The acronym was used a lot when the distinction between online life and offline life was much greater than it is now. In today's world, can we really keep referring to our digital life as being somehow disconnected from our "real life"?
While it's true that pseudo-anonymity online is still alive and well, most people don't hide their real identity online because it's much different from their personality offline, but generally simply as a protection.
Even when using pseudonyms, online life is still part of real life.
The proportion of time we spend on the connected world today is also far greater than it was before. We often chat with friends online, work online, communicate with our family online, play games online, assist to events online, go to school online, watch recipe videos online, and so on and so forth.
Our offline life is happening (and tracked) online too
Another thing that has changed is how much data about what we do offline ends up getting collected and stored online.
Maybe it's the places we visit during the day getting tracked by our phones and then stored by Google in our profile.
Maybe it's our smart speaker recording an intimate conversation and sending it to Amazon.
Completely outside our control, maybe it's the street cameras, cellular towers, car license readers tracking our movement outside as we go about our day.
Or even more dystopian, maybe it's our doctor using an AI note-taking app, sending a copy of our very personal in-person medical consultation to who knows which for-profit company.
Our digital lives and IRL lives are intertwined
All this data collected on what we do offline, can sometimes get aggregated together with the data collected on us online, even while using pseudo-anonymity.
The social media account where we use a pseudonym and cat profile picture to stay anonymous can get aggregated from the same IP address we used to log in another account using our legal name.
Our offline data and our online data often get connected and bundled up together. This is especially concerning with the growing practice of social media monitoring used by governments and companies.
What we do online have offline consequences
Taking this into account, there isn't a separation between our online life and offline life anymore.
What we do online affects what we do offline, and vice versa. All of our life, online and offline, is In Real Life now.
Our digital life and communications can affect our employment, our dating life, our family life, our housing situation, and even the capacity we have to visit a country or not.

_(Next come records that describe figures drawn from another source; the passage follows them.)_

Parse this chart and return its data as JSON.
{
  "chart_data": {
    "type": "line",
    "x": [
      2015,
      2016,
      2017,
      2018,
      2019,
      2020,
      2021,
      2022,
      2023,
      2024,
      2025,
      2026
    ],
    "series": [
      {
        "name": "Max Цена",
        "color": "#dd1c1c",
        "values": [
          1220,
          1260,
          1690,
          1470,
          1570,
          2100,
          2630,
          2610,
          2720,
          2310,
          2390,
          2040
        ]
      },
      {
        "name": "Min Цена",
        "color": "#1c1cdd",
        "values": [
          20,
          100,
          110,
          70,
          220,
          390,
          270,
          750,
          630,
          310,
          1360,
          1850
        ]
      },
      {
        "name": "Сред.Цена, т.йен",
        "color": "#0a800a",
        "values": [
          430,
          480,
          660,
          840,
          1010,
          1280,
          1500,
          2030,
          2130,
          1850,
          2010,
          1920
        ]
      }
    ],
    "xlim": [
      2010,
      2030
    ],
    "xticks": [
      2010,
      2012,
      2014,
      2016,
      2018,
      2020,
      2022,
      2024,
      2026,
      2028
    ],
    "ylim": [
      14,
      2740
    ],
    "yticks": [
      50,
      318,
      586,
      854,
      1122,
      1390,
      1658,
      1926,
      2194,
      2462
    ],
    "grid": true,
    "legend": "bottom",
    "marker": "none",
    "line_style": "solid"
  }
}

The data collected on us online should be cared for even more
Because there isn't much separation anymore, we should treat all data collected about us online as sensitive data intrinsically attached to our person.
An invasion of online privacy, of our online life, becomes the same as an invasion of our home, our body, our IRL life. Not only because this data can be used to find our IRL location, identify our person, and have important repercussions offline, but also because all data about us is an essential part of who we are.
It's not just data points, it's a part of us.
Considering how the world has evolved in the past decades, and shows no sign of slowing down its greedy appropriation of every single piece of information about us, we should defend our online lives as fiercely as we would our offline lives.
We need to fight for a future anchored in human rights, and for this, we need to firmly enforce the principle that digital rights are fundamental human rights.